Notas iniciais do capítulo

"O problema de sempre fugir é que você pode se perder pelo caminho"



Este capítulo também está disponível no +Fiction: plusfiction.com/book/369670/chapter/13

A teoria apocalíptica dos cientistas diz que quando a terra finalmente sucumbir ao poder supremo do sol, tudo vai acabar bem rápido. Um único e solene boom sem todo o caos e agonia tão falados por Hollywood. Ninguém sequer teria a oportunidade de sentir o que estava acontecendo até que terminasse. Seria como puxar uma TV da tomada. Uma hora está ali, na outra não.

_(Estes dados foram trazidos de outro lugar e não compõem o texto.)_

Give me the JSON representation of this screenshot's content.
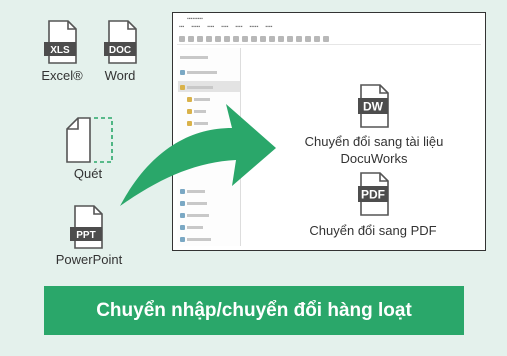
{
  "sources": [
    {
      "badge": "XLS",
      "label": "Excel®",
      "icon": "xls-file-icon"
    },
    {
      "badge": "DOC",
      "label": "Word",
      "icon": "doc-file-icon"
    },
    {
      "badge": "",
      "label": "Quét",
      "icon": "scan-document-icon"
    },
    {
      "badge": "PPT",
      "label": "PowerPoint",
      "icon": "ppt-file-icon"
    }
  ],
  "targets": [
    {
      "badge": "DW",
      "label_line1": "Chuyển đổi sang tài liệu",
      "label_line2": "DocuWorks",
      "icon": "docuworks-file-icon"
    },
    {
      "badge": "PDF",
      "label_line1": "Chuyển đổi sang PDF",
      "icon": "pdf-file-icon"
    }
  ],
  "banner": {
    "text": "Chuyển nhập/chuyển đổi hàng loạt"
  },
  "colors": {
    "accent": "#2aa76a",
    "background": "#e4f1ec",
    "icon_badge": "#4d4d4d",
    "scan_dash": "#2aa76a"
  }
}
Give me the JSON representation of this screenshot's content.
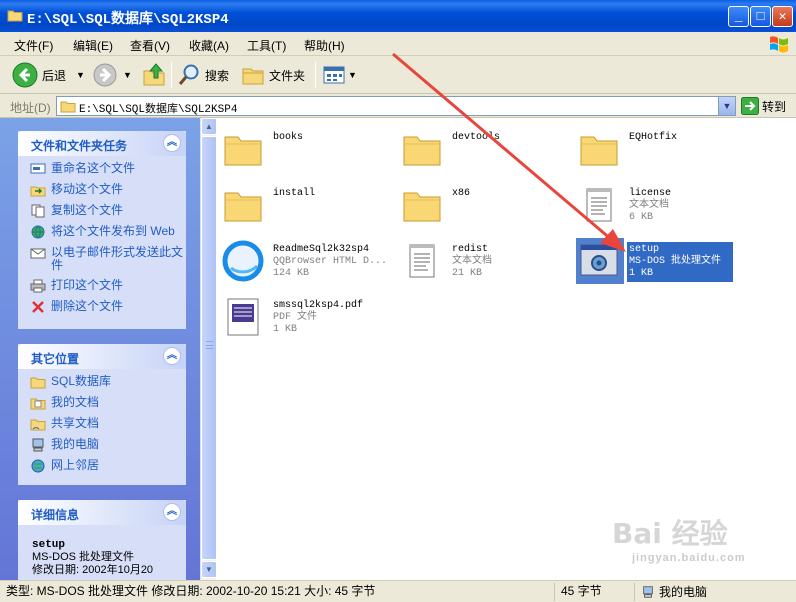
{
  "window": {
    "title": "E:\\SQL\\SQL数据库\\SQL2KSP4",
    "controls": [
      "minimize",
      "maximize",
      "close"
    ]
  },
  "menu": [
    "文件(F)",
    "编辑(E)",
    "查看(V)",
    "收藏(A)",
    "工具(T)",
    "帮助(H)"
  ],
  "toolbar": {
    "back_label": "后退",
    "search_label": "搜索",
    "folders_label": "文件夹"
  },
  "address": {
    "label": "地址(D)",
    "value": "E:\\SQL\\SQL数据库\\SQL2KSP4",
    "go_label": "转到"
  },
  "left_panel": {
    "tasks": {
      "title": "文件和文件夹任务",
      "items": [
        {
          "label": "重命名这个文件",
          "icon": "rename-icon"
        },
        {
          "label": "移动这个文件",
          "icon": "move-icon"
        },
        {
          "label": "复制这个文件",
          "icon": "copy-icon"
        },
        {
          "label": "将这个文件发布到 Web",
          "icon": "globe-icon"
        },
        {
          "label": "以电子邮件形式发送此文件",
          "icon": "email-icon"
        },
        {
          "label": "打印这个文件",
          "icon": "printer-icon"
        },
        {
          "label": "删除这个文件",
          "icon": "delete-icon"
        }
      ]
    },
    "other_places": {
      "title": "其它位置",
      "items": [
        {
          "label": "SQL数据库",
          "icon": "folder-icon"
        },
        {
          "label": "我的文档",
          "icon": "my-documents-icon"
        },
        {
          "label": "共享文档",
          "icon": "shared-documents-icon"
        },
        {
          "label": "我的电脑",
          "icon": "my-computer-icon"
        },
        {
          "label": "网上邻居",
          "icon": "network-icon"
        }
      ]
    },
    "details": {
      "title": "详细信息",
      "name": "setup",
      "type": "MS-DOS 批处理文件",
      "modified": "修改日期: 2002年10月20"
    }
  },
  "files": [
    {
      "name": "books",
      "kind": "folder"
    },
    {
      "name": "devtools",
      "kind": "folder"
    },
    {
      "name": "EQHotfix",
      "kind": "folder"
    },
    {
      "name": "install",
      "kind": "folder"
    },
    {
      "name": "x86",
      "kind": "folder"
    },
    {
      "name": "license",
      "kind": "text",
      "type": "文本文档",
      "size": "6 KB"
    },
    {
      "name": "ReadmeSql2k32sp4",
      "kind": "html",
      "type": "QQBrowser HTML D...",
      "size": "124 KB"
    },
    {
      "name": "redist",
      "kind": "text",
      "type": "文本文档",
      "size": "21 KB"
    },
    {
      "name": "setup",
      "kind": "batch",
      "type": "MS-DOS 批处理文件",
      "size": "1 KB",
      "selected": true
    },
    {
      "name": "smssql2ksp4.pdf",
      "kind": "pdf",
      "type": "PDF 文件",
      "size": "1 KB"
    }
  ],
  "status": {
    "info": "类型: MS-DOS 批处理文件 修改日期: 2002-10-20 15:21 大小: 45 字节",
    "size": "45 字节",
    "location": "我的电脑"
  },
  "watermark": {
    "main": "Bai 经验",
    "sub": "jingyan.baidu.com"
  },
  "colors": {
    "titlebar": "#0050d8",
    "selection": "#316ac5",
    "task_link": "#215dc6",
    "annotation_arrow": "#e8463c"
  }
}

Mas Nina é capaz de discordar solenemente dessa teoria.

Ela podia sentir cada pedaço do mundo, do seu mundo, se desencaixar e ser estraçalhado, triturado, dilacerado. Sem nenhum boom propriamente dito, mas com muita, muita dor.

Graças a algum tipo de autocontrole sinistro ela somente ficou zonza quando ainda estava na recepção. Ouviu o rapaz gorducho, a mancha violeta falar que o ataque cardíaco aconteceu enquanto Cícero dormia e que ele não sofreu de forma alguma. Como se seu coração parar de bater não fizesse diferença nenhuma. Como se tentar respirar e não conseguir porque o ar não está sendo bombeado para seus pulmões não fosse nenhum pouco agonizante. É claro que não, o sofrimento sempre fica para as pessoas que ficam. O borrão violeta disse que fariam o enterro no dia seguinte, perguntou se queria que lhe anotasse o endereço. A garota permaneceu apática, distante, em choque. Não lhe dirigiu nenhuma palavra, sequer respondeu aos chamados preocupados de Alex, só subiu para o oitavo andar.

Dani ia ser presa. Cícero estava morto.

Quando a bagunça que era sua vida tinha começado a machucar os outros dessa forma?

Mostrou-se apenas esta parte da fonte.